Rice value chain in Senegal

Rice is the main staple food consumed in Senegal contributing to over 30 percent of daily calorie intake. The rice sector has the potential to create employment and entrepreneurship opportunities, especially for young men and women, by creating businesses that add value.

Rice is the main staple food consumed in Senegal contributing to over 30 percent of daily calorie intake. The rice sector has the potential to create employment and entrepreneurship opportunities, especially for young men and women, by creating businesses that add value. Like invest in large rice milling production line.


The RAP project will provide 1000 starter kits consisting of seed, fertilizer, and irrigation support to vulnerable rice farmers, in particular women and youth groups. About 100 youth groups or individual young entrepreneurs will benefit from project prizes to create or develop businesses and will be accompanied by specific training, coaching, and mentoring.


RAP will build the capacity of 5,300 beneficiaries in total – consisting of farmers, rice millers, traders, and service providers – including 1,300 direct beneficiaries and 4,000 indirect beneficiaries. In addition, 3,000 jobs will be created, especially for young people and women, and 15,000 rice-growing households in the Senegal River valley will be reached.

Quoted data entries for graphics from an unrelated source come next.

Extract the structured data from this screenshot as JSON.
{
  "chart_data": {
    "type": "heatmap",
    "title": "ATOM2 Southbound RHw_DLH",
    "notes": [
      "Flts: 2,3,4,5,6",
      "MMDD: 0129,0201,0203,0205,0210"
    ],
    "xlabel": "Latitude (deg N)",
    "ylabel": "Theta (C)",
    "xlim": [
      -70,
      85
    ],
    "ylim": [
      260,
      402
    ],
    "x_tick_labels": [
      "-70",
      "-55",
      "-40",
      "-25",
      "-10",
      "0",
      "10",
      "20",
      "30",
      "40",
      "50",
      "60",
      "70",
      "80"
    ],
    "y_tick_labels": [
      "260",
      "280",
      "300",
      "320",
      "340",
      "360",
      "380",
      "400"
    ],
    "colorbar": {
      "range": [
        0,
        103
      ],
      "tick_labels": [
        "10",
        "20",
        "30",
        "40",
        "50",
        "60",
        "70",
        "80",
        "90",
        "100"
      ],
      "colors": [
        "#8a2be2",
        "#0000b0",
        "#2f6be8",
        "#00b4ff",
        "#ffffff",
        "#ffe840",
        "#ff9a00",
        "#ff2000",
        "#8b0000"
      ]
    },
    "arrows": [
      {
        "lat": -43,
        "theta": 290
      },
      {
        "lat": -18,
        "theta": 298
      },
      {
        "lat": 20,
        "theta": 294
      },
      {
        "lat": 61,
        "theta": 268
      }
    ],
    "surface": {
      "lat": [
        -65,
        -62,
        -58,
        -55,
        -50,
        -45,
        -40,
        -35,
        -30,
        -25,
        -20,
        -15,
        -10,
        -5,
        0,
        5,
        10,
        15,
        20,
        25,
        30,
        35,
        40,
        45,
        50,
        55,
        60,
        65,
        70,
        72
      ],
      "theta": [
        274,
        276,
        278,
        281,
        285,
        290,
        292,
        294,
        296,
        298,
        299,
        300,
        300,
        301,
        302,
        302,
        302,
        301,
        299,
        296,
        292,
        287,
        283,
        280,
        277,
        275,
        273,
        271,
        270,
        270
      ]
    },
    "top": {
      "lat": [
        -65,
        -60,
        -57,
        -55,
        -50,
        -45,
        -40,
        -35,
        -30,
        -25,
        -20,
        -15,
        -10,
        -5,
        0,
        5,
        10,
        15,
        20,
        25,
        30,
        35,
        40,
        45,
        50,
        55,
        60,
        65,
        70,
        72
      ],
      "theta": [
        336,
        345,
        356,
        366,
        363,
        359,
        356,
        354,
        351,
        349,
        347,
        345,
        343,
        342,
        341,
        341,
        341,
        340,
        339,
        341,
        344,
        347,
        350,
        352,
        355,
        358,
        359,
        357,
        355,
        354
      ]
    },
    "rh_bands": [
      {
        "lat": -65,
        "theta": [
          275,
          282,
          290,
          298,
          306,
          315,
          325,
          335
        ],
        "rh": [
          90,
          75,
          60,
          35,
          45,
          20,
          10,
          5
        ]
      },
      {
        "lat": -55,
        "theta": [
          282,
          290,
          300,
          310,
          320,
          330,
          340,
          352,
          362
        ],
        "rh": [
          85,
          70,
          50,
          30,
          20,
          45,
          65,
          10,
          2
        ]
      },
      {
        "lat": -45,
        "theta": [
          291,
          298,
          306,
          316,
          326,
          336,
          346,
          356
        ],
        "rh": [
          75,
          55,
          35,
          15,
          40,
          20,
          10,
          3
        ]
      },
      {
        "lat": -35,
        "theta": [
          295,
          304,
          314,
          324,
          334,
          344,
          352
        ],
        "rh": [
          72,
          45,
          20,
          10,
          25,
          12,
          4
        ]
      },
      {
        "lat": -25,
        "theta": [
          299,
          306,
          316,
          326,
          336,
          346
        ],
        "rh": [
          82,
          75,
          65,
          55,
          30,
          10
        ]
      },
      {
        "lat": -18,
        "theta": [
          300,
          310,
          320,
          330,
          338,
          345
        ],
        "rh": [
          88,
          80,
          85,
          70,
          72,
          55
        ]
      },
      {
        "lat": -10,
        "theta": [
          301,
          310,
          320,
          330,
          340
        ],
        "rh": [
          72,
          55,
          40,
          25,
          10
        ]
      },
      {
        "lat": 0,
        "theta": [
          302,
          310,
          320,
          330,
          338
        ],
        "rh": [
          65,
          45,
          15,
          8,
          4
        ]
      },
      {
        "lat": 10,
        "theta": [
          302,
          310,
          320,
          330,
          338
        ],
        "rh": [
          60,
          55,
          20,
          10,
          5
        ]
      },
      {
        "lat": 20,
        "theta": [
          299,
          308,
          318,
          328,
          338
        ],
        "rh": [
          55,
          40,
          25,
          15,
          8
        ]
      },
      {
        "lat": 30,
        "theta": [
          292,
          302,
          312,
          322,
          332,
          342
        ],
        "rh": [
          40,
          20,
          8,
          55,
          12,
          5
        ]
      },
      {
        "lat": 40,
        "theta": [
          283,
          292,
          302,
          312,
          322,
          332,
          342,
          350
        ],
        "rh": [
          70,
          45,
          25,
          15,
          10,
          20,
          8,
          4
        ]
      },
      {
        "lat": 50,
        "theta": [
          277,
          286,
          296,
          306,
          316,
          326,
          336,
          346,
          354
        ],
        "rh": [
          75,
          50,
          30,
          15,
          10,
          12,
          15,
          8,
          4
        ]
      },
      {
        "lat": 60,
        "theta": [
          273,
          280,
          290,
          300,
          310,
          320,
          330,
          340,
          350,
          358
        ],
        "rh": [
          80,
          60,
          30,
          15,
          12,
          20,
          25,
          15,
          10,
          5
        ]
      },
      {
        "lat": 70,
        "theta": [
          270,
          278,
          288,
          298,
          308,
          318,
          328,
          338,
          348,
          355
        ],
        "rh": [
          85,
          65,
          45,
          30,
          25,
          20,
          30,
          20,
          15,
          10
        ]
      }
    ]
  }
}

"Strengthening the rice value chain is critical to enabling economic recovery and ensuring food security in the wake of the pandemic. The ripples of impact will be felt not just by the farmers and traders reached through this program but by tens of thousands of families and by communities across the country,” said Diaka Sall, Country Lead Agriculture at the Mastercard Foundation in Senegal.


In collaboration with the Syngenta Foundation for Sustainable Agriculture (SFSA), five Centers for Mechanized Services (CEMA) will benefit from financial support to develop mechanized and digital services that will benefit at least 8,000 rice farmers, and 50 new jobs will be created directly at the CEMA level.


“We will use our expertise for the development of rural micro-enterprises that can create new opportunities for young people,” said Robert Berlin, Director of Programs, SFSA. “This will integrate innovations adapted to cropping systems and take climate change into account.”


“The knowledge and products resulting from rice research – good agricultural practices, improved seed, digital tools and policy options – will be made available to young men and women through this project, which rightly emphasizes the vital role of youth as agents of change for building resilient livelihoods in the face of COVID-19 and beyond,” said AfricaRice Director General Dr Harold Roy-Macauley.


The project will effectively target women associations to mitigate the gender bias observed and empower them. “My experience shows that training in entrepreneurship in the rice value chain and ICT for agribusiness helps farmers to better understand financial aspects of a business, leading to increased production and productivity," said Ms. Oumou Kalsoum Seck, who produces cattle feed from rice by-products in Sanar Peul village in Senegal


The RAP project implementing partners include the Senegal Ministry of Agriculture, the Syngenta Foundation, the Agricultural Bank (LBA), the National Extension Agency in the Senegal River Valley (SAED), the National Youth Employment Promotion Agency (ANPEJ), the private sector, and producer organizations (UNIS, CIRIZ, Unions, and Sections Villageoises).